Em Madri, ela recebeu o apoio da presidência rotativa espanhola que termina em 30 de junho. A alta representante encontrou um campo comum, após várias horas de discussões, com os representantes do Parlamento. “O que foi aprovado não tem mais nada a ver com o texto inicial. Poderá ser criado um serviço ambicioso, eficaz, o mais próximo possível da iniciativa comunitária e não intergovernamental”, explica ao “Le Monde” o liberal Guy Verhofstadt, um dos relatores do Parlamento.

O ex-premiê belga travou uma guerra de desgaste com o conservador alemão Elmar Brok. Com seu novo poder de codecisão para a regulação financeira e o estatuto dos funcionários do SEAE, os eurodeputados ampliaram progressivamente seu campo de ação. Eles influenciaram nas decisões que dizem respeito à organização e ao funcionamento do SEAE.

Brok e Verhofstadt queriam impedir os Estados de reivindicarem competências comunitárias ou evitar um verdadeiro controle do Parlamento. Há algumas semanas, Ashton, cujo projeto já havia sido aprovado pela Comissão e pelo Conselho, havia oferecido aos eurodeputados novas garantias. Elas facilitaram o acordo fechado em Madri.

Este prevê uma votação prévia – e não posterior – dos eurodeputados sobre as grandes questões da política externa e de segurança. Ela deverá tratar da estratégia e dos mandados das missões europeias, da nomeação de representantes especiais, etc. O orçamento do serviço, outro obstáculo, terá sua própria categoria no conjunto europeu e será administrado de acordo com as regras e os procedimentos da Comissão.

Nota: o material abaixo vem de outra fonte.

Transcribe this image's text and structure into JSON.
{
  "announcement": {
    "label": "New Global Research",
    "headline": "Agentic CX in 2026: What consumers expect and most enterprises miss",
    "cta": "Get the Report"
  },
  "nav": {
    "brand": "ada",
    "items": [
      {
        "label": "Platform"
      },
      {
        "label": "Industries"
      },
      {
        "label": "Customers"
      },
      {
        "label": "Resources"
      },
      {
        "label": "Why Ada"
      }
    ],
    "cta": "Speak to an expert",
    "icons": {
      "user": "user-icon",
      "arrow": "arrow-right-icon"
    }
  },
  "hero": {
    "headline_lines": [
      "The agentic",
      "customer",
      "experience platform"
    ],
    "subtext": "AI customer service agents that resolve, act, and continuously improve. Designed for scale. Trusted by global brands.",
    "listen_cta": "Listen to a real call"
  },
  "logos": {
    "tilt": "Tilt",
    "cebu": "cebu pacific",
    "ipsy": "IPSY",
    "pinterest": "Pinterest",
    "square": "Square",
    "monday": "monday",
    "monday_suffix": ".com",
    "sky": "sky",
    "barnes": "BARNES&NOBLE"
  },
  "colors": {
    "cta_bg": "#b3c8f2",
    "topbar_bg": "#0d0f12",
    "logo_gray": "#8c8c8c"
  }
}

Os parlamentares tiveram reconhecida uma espécie de direito de intervenção direta sobre os custos do serviço.

O equilíbrio entre os diplomatas nacionais e os funcionários europeus dentro do novo conjunto era um outro tema de discussão. Os primeiros acreditavam estar em desvantagem, em virtude do princípio “primeiro a chegar, primeiro a ser atendido”, que teria beneficiado os funcionários do Conselho e da Comissão, já em serviço em Bruxelas. Os deputados, por sua vez, temiam pelo controle dos capitais, ilustrado pelas rivalidades entre os Estados para a obtenção dos postos-chave do serviço diplomático.

O acordo prevê 60% de funcionários europeus e 40% diplomatas nacionais. Estes últimos poderiam permanecer no serviço além de um prazo de dez anos “para reforçar sua lealdade à UE”, segundo Verhofstadt.

Além disso, Paris, Berlim e Varsóvia dividirão entre si os postos-chave do secretariado-geral, com o francês Pierre Vermont, atual embaixador em Washington, no papel de número um. Um último pedido do Parlamento deverá ser satisfeito com a manutenção do orçamento da ajuda ao desenvolvimento dentro da Comissão, o que instaura uma codecisão do fato.

A esperança de Ashton agora é de ter, até outubro, um acordo geral, político e orçamentário e estatutário, para poder pôr em funcionamento o “braço diplomático” da União.